Bruno Taut - a house in  Istanbul


Shared Cultural Heritage Project
Baukulturelle Vermittlung - Claudia Haas-Prandolini


"Shared Cultural Heritage" Project about the exile period of the architect and town planner Bruno Taut 


Baukulturelle Vermittlung - Claudia Haas-Prandolini

This project shows how Bruno Taut established himself as a democratic master builder of the “Neues Bauen” movement in Berlin, Germany. Taut developed an architecture from his political perspective that placed people at the centre. Thus, Taut not only carried his democratic sentiment in his heart, but was also able to implement his position in an ingenious way as a town planner and architect.

As an exile, Bruno Taut demonstrated his ability to appreciate the architectural and cultural assets of both exile countries as an empathetic guest in Japan and Turkey. This becomes clear in his acknowledgement to the imperial Katsura Villa in Kyoto, Japan, as well as his great enthusiasm for the Turkish mosques, above all the Sultan Suleyman Mosque in Istanbul, built by the master builder Sinan.

The "Shared Cultural Heritage" project pays tribute to Bruno Taut's political, humane and cosmopolitan creative period. Taut's self-designed house on the Bosporus in Istanbul stands at the end of a comprehensive and remarkable artistic preoccupation with architecture; it has the potential to become a cultural monument.

Invitation to participate in a "Shared Cultural Heritage" project

Experts, contemporary witnesses, institutions, universities and their students from the fields of architecture (history), town planning, fine arts, art history and history of exiles are invited. A Turkish-Japanese-German cooperation for the transnational interdisciplinary project is desired!



Claudia Haas - Baukulturelle Vermittlung
Hamburg - Deutschland 

E-Mail: [email protected]


During National Socialism in Germany, the successful architect and town planner Bruno Taut was to be arrested as a representative of the Neues Bauen movement (responsible for large housing estates in Berlin-Britz, -Wedding and -Pankow, which are UNESCO World Heritage sites since 2008). The National Socialists, who had come to power in the meantime, had denounced Taut as a "cultural Bolshevist" and revoked his professorship at the Technical University Berlin and his membership of the Academy of Arts in Berlin, Germany. 

 The escape into exile 


The means of Bruno Taut’s escape to Japan in 1933 came from an invitation from the Japanese architect Isaburo Ueno and the Japanese International Architectural Association, where Taut stayed for three and a half years. There Bruno Taut published important writings on Japanese architecture, as well as on the tradition of Japan. Taut earned his living as a designer of art objects and household utensils. Taut got little opportunity to build in Japan. The Kyu Hyuga Bettei - Atami Hyuga Villa, whose basement consisted of three rooms was designed by Taut. Each room was given names of German as well as Austrian composers: Beethoven, Mozart and Bach. This villa is the only architecture by Taut to be found in Japan. The basement is can be visited as a museum in Atami-Shizuoka Japan from 2022. 

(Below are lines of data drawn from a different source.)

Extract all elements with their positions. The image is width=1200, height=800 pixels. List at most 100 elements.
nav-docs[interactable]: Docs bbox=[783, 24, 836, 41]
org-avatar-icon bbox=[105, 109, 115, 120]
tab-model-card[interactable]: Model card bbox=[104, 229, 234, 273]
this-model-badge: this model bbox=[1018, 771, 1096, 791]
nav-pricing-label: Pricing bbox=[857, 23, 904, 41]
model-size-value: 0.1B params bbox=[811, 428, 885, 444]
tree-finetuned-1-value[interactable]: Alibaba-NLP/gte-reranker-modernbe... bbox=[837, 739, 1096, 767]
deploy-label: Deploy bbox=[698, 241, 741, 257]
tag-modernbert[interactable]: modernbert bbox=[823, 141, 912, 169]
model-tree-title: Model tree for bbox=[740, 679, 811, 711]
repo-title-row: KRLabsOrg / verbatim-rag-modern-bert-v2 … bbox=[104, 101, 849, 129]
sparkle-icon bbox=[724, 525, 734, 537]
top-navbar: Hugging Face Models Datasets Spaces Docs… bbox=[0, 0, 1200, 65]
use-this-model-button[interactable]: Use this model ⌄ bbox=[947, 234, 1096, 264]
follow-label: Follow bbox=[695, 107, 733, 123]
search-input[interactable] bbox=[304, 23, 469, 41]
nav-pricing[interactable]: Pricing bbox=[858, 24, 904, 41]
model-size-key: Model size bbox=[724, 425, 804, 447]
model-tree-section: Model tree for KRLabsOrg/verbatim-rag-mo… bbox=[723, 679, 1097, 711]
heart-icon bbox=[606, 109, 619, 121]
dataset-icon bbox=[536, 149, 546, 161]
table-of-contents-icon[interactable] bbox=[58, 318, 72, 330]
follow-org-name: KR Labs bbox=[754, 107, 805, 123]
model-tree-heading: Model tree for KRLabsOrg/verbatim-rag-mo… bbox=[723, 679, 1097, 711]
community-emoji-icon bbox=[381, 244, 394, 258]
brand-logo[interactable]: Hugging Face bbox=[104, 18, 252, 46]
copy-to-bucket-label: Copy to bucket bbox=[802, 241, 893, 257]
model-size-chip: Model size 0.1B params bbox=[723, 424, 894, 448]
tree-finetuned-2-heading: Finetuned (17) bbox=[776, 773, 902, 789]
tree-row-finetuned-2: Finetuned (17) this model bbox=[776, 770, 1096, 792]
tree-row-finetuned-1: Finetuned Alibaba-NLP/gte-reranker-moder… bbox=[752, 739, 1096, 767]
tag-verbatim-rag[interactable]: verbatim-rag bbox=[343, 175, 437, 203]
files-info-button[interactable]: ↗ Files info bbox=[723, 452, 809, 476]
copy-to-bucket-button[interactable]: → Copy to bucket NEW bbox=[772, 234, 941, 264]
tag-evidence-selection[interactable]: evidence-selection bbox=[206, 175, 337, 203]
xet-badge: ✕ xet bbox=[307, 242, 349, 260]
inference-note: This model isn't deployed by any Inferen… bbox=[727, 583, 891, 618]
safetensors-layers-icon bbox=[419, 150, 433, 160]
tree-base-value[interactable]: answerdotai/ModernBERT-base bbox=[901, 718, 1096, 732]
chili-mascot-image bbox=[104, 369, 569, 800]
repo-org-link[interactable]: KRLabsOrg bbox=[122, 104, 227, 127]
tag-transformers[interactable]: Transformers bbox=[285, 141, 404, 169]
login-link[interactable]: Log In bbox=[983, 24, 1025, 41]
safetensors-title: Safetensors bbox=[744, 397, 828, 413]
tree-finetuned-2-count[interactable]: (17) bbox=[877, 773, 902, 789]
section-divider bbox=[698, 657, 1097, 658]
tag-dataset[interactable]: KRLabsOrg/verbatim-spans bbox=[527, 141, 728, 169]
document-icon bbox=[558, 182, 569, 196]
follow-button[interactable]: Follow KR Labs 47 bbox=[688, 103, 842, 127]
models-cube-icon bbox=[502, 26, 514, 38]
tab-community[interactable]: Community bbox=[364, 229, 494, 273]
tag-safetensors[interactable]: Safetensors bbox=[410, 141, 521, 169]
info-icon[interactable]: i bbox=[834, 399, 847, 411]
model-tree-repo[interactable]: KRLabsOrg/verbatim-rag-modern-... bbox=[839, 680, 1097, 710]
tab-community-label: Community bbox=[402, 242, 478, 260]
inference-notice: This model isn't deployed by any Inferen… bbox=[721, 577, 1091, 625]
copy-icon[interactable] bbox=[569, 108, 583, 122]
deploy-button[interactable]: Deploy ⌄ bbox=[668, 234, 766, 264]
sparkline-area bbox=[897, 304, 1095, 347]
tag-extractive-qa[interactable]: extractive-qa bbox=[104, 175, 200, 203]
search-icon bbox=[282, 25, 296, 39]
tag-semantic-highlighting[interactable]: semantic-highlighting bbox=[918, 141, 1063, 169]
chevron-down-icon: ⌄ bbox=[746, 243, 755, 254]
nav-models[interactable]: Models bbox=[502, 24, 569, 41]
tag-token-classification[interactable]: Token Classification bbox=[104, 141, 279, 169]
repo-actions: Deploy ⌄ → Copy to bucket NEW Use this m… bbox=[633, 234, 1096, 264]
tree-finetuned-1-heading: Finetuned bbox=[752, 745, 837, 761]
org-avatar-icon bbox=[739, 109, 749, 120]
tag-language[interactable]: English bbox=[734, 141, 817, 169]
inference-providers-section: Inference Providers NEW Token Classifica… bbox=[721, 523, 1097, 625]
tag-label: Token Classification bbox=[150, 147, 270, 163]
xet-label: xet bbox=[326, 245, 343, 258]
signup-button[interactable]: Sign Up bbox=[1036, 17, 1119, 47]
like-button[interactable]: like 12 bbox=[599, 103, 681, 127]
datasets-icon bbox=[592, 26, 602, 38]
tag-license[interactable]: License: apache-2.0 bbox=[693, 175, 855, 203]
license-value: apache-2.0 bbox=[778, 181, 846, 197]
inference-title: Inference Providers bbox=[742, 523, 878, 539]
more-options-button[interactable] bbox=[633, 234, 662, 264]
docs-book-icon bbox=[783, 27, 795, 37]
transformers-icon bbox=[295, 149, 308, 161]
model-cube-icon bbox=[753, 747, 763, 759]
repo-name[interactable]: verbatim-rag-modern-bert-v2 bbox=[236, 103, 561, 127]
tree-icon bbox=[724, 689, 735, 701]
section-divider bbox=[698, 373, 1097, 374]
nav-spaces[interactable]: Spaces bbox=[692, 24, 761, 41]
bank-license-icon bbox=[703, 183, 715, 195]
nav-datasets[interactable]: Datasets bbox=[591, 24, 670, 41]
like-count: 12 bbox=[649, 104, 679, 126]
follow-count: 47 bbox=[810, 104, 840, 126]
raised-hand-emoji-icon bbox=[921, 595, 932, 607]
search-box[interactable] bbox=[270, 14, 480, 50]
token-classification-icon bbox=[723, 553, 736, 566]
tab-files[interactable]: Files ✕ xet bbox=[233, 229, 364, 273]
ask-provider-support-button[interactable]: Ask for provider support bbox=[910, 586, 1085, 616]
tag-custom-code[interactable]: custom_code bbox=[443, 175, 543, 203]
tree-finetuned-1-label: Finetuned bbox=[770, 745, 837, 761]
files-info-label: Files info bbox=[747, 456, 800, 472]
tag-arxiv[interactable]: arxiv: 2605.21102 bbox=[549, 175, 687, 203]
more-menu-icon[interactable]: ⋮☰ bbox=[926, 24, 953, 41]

Bruno Taut’s exile in Turkey - 1936


 With his family, Taut went into exile in Turkey from 1936 to 1938. In the Turkish Republic, Taut was given the possibility to practice his profession. Turkey of the nineteen twenties under President Mustafa Kemal Atatürk was in a process of great reforms. These conditions can be called a lucky coincidence for German, Austrian, mostly Jewish academics, as well as for artists of the so-called "degenerate" art.  At the Academy of Fine Arts in Istanbul, Bruno Taut was charged with building up the architecture department. In Ankara he headed the building department of the Ministry of Education. The architect quickly succeeded in making his mark in Turkey. In just two years, he completed 24 building projects and thus contributed to Atatürk's educational reform by constructing important buildings. Taut also completed his "Architecture Doctrine" in Turkey and published it in Turkish in 1938 ("Mimari Bilgisi"). 

The Special Moment

Bruno Taut's special moment, the personal decision to design and build his own home in Istanbul Ortaköy himself, is extraordinary. Taut even described the house as his "ark". Does this step now signify a kind of assimilation? Did Taut - unlike many exiles - want to stay in Turkey with his family? The house itself is reminiscent of Taut's stay in Japan; it is therefore called the "Red Pagoda" or, in Turkey, the "Chinese House". It stands at the end of Taut's comprehensive and remarkable artistic engagement with architecture.